Miniwahr ist propagandistisch allmaechtig und konstruiert eine
virtuelle Realitaet, die fuer den gehirngewaschenen Ozeanier die
'Wirklichkeit' darstellt. Solcherart kuenstlich geschaffene Realitaeten
kennen wir heute ja zur Genuege. Sie sind zwar noch nicht so perfekt
konstruiert wie in Orwells Roman, sodass man sie mit ein bisschen Grips
eigentlich durchschauen kann, aber viele Menschen glauben auch hierzulande
nur allzugerne an die schoene virtuelle Realitaet und verabscheuen die
nicht so schoene Wahrheit.

Ich habe da inzwischen so meine Zweifel, ob die künstlichen Realitäten noch mit "ein bißchen Grips" durchschaubar sind. Ich glaube, dafür braucht es mehr Herz als Grips. Man soll natürlich den Eindruck haben, der eigene Grips könne das, gewiß, aber das soll m.E. nur die Eitelkeit der notorischen Grantler killern, auf daß sie sich ihrem Schicksal überlegen fühlen und desto zufriedener einnicken. Sie tun's ja scharenweise. Die nicht so schöne Wahrheit besteht nämlich nicht allein (und gar nicht mal so sehr) darin, daß uns der Kollektivismus von außen bedroht, sondern darin, daß heute fast alle Menschen inbrünstige Kollektivisten sind, die ihr Schicksal nicht mehr in die Hände Gottes legen, sondern in die anderer Leute, und daß ihnen das derart selbstverständlich geworden, daß es ihnen überhaupt nicht mehr auffällt und sie es sich auch bereits gar nicht mehr anders vorstellen können. Wer lacht denn noch, wie es sich gehört, über die wunderliche Idee, das persönliche Glück hänge angeblich von der "politischen Macht" ab – die natürlich sowieso und aus Prinzip immer die Macht anderer Leute und niemals die eigene sein kann. Manndat ist eine Totgeburt von Beginn an, ein waschechter Bolschewismus für Leute, die gar nichts dagegen haben, daß andere sich ihretwegen beschweren. Man faßt es nicht! Wie kann man bloß so drauf sein? Ehrlich gesagt bin ich da inzwischen ziemlich trocken und kühl geworden und habe mich auf den Standpunkt gestellt, daß jeder das Recht hat, den Bolschewismus zu bekommen, für den er sich einsetzt. Die Sucht zum Zombie-Dasein ist für die meisten Leute mittlerweile unwiderstehlich geworden, Maesi.

In einem Deiner Postings hast Du auf Eva Herman hingewiesen.
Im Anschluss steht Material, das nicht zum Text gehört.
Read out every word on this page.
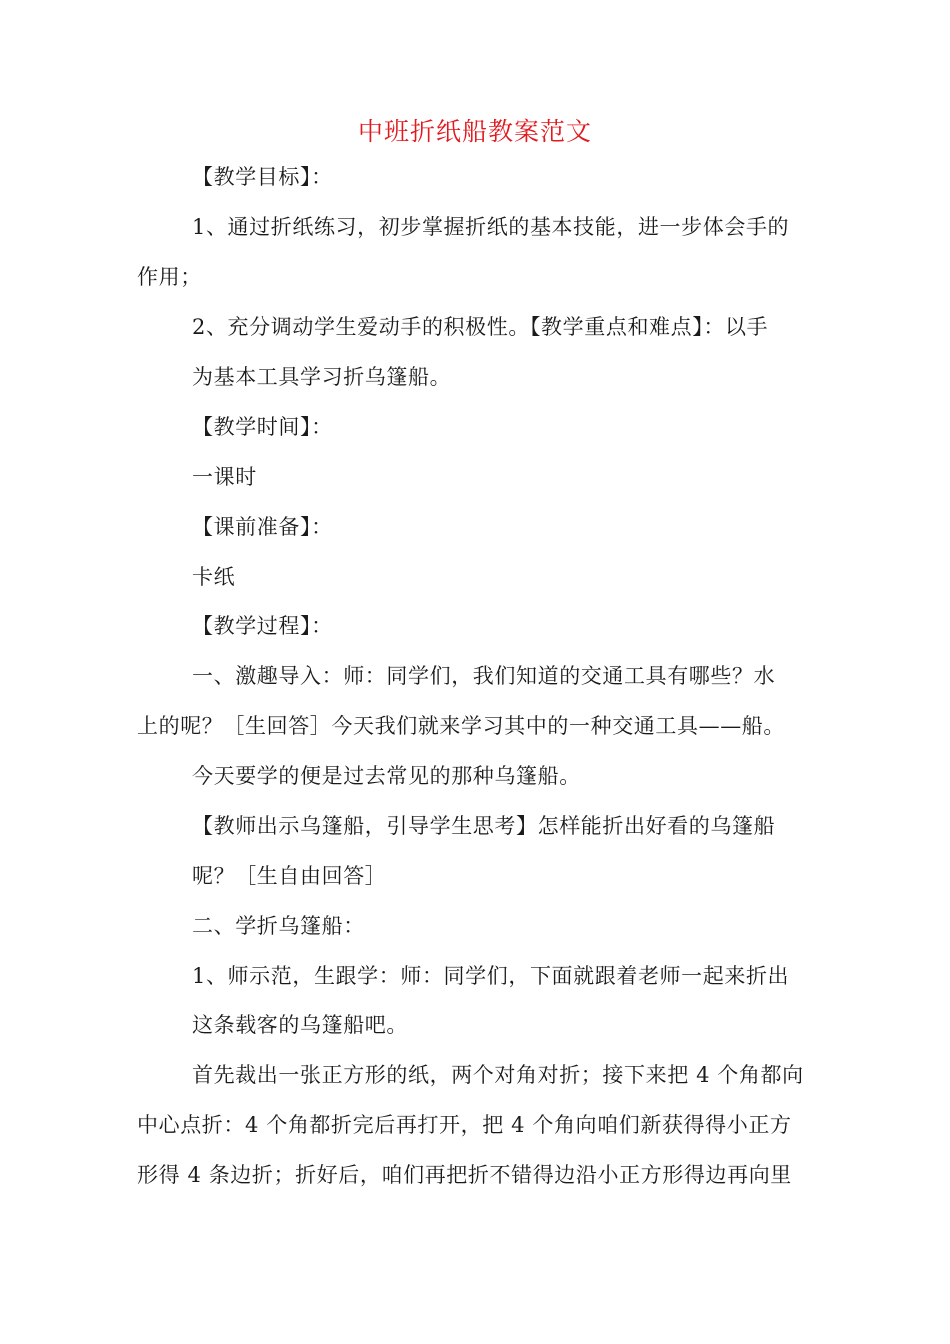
中班折纸船教案范文
【教学目标】：
1、通过折纸练习，初步掌握折纸的基本技能，进一步体会手的
作用；
2、充分调动学生爱动手的积极性。【教学重点和难点】：以手
为基本工具学习折乌篷船。
【教学时间】：
一课时
【课前准备】：
卡纸
【教学过程】：
一、激趣导入：师：同学们，我们知道的交通工具有哪些？水
上的呢？［生回答］今天我们就来学习其中的一种交通工具——船。
今天要学的便是过去常见的那种乌篷船。
【教师出示乌篷船，引导学生思考】怎样能折出好看的乌篷船
呢？［生自由回答］
二、学折乌篷船：
1、师示范，生跟学：师：同学们，下面就跟着老师一起来折出
这条载客的乌篷船吧。
首先裁出一张正方形的纸，两个对角对折；接下来把 4 个角都向
中心点折：4 个角都折完后再打开，把 4 个角向咱们新获得得小正方
形得 4 条边折；折好后，咱们再把折不错得边沿小正方形得边再向里
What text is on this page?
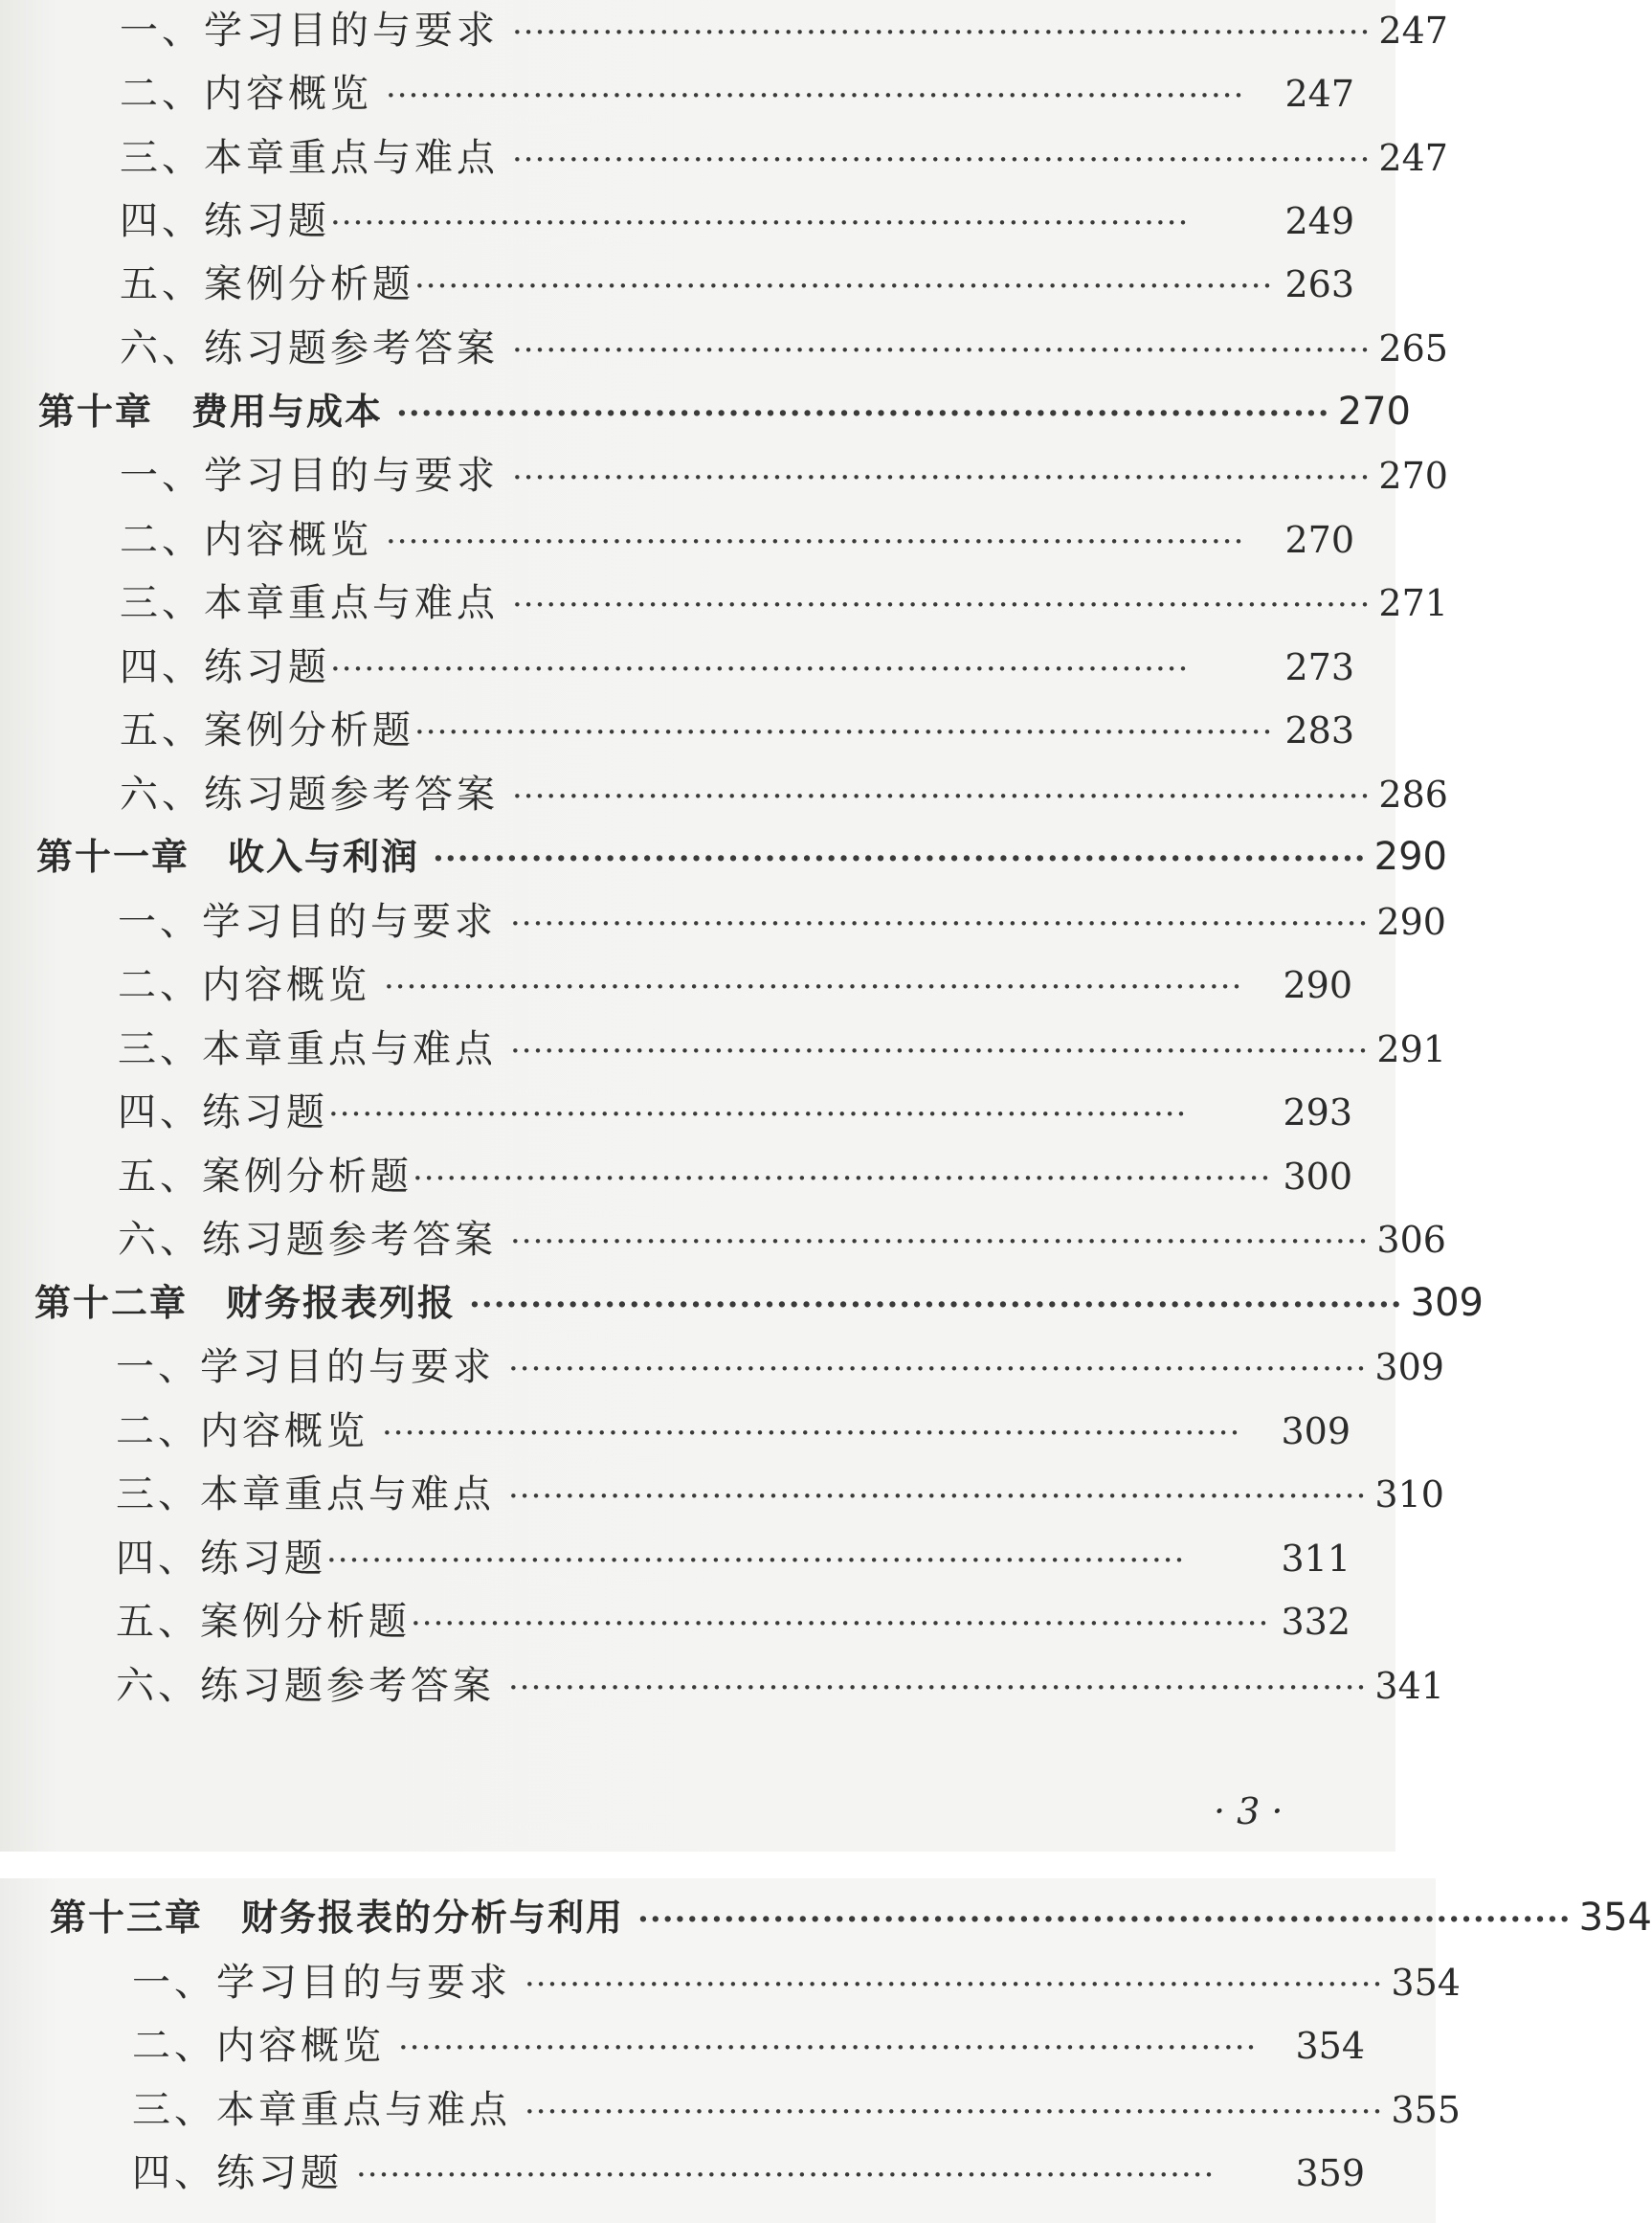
一、学习目的与要求 ············································································ 247
二、内容概览 ············································································	247
三、本章重点与难点 ············································································ 247
四、练习题 ············································································	249
五、案例分析题 ············································································ 263
六、练习题参考答案 ············································································ 265
第十章　费用与成本 ············································································ 270
一、学习目的与要求 ············································································ 270
二、内容概览 ············································································	270
三、本章重点与难点 ············································································ 271
四、练习题 ············································································	273
五、案例分析题 ············································································ 283
六、练习题参考答案 ············································································ 286
第十一章　收入与利润 ············································································ 290
一、学习目的与要求 ············································································ 290
二、内容概览 ············································································	290
三、本章重点与难点 ············································································ 291
四、练习题 ············································································	293
五、案例分析题 ············································································ 300
六、练习题参考答案 ············································································ 306
第十二章　财务报表列报 ············································································ 309
一、学习目的与要求 ············································································ 309
二、内容概览 ············································································	309
三、本章重点与难点 ············································································ 310
四、练习题 ············································································	311
五、案例分析题 ············································································ 332
六、练习题参考答案 ············································································ 341
· 3 ·
第十三章　财务报表的分析与利用 ············································································ 354
一、学习目的与要求 ············································································ 354
二、内容概览 ············································································	354
三、本章重点与难点 ············································································ 355
四、练习题 ············································································	359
Die
Medienhetze gegen sie war ein hervorragender Indikator, wie weit wir schon
auf dem Weg zur virtuellen Realitaet eines bislang imaginaeren ozeanischen
Staates sind. Die groesseren Mainstreammedien haben die Hetze weitgehend
unterstuetzt, (pseudo-)kritische Toene waren dort hoechstens in der Form
von 'Eva Herman habe diese Hetze so nicht verdient, sie sei ja bloss ein
Dummchen, das von nichts eine Ahnung habe' zu vernehmen. Das aber ist eine
besonders perfide Form von Vaporisierung des Gegners, denn das
Laecherlichmachen gehoert ins Standardrepertoire jedes 'aufrechten'
Hetzpropagandisten in der Tradition Goebbels. Wirklich kritische
Auseinandersetzungen mit Frau Hermans Buechern gab es lediglich in
kleineren, meist einem urspruenglicheren Geist von Journalismus
verpflichteten Zeitungen und v.a. in den zahlreichen unabhaengigen Blogs.
Immerhin war die Flut von empoerten Verlautbarungen aus der Bevoelkerung
ueber das gnadenlose Fertigmachen von Frau Herman in den Mainstreammedien
derart gross, dass man zum ermutigenden Schluss kommt: der
Durchschnittsbuerger ist noch laengst nicht so gehirngewaschen wie die
Medienschaffenden in den Redaktionsstuben der grossen Zeitungen und
Fernsehsender. Da stehen Miniwahr und Minilieb also noch gewaltige
Arbeitspensen ins Haus, bis auch der groesste Teil der Bevoelkerung so
dummdreist und hasserfuellt auf einen erklaerten Klassenfeind reinpruegelt,
wie es die intellektuell-mediale 'Elite' bereits getan hat. Die
Anti-Herman-Hetze zeigte auch exemplarisch auf, dass die Intellektuellen
mindestens so anfaellig auf Propaganda sind wie der einfache Buerger von
der Strasse. Ich bin sogar der Meinung, dass letzterer weit eher bereit
ist, seine Meinung aufgrund von Fakten zu revidieren, als ersterer, der
lieber in seinem offensichtlich faschlen Ideologiegebaeude hocken bleibt
und Fakten ignoriert/leugnet, als zuzugeben, er habe sich mit seiner
Meinung geirrt.

Das sehe ich wie du, Maesi. Die wahre Pest sind die Intellektuellen, nicht die normal tickenden Leute. EngSoz wird am Ende zwar scheitern und Miniwahr und Minilieb fahren zur Hölle. Das ist absolut sicher. Aber an den Intellektuellen wird das dann garantiert nicht gelegen haben. Im Moment entfalten sie sich noch kräftig und dürfen jeden Scheiß aneinander ausprobieren. Warum? Damit sie für immer untergehen. Das können sie nämlich erst, nachdem sie ganz zu sich selbst gekommen sind.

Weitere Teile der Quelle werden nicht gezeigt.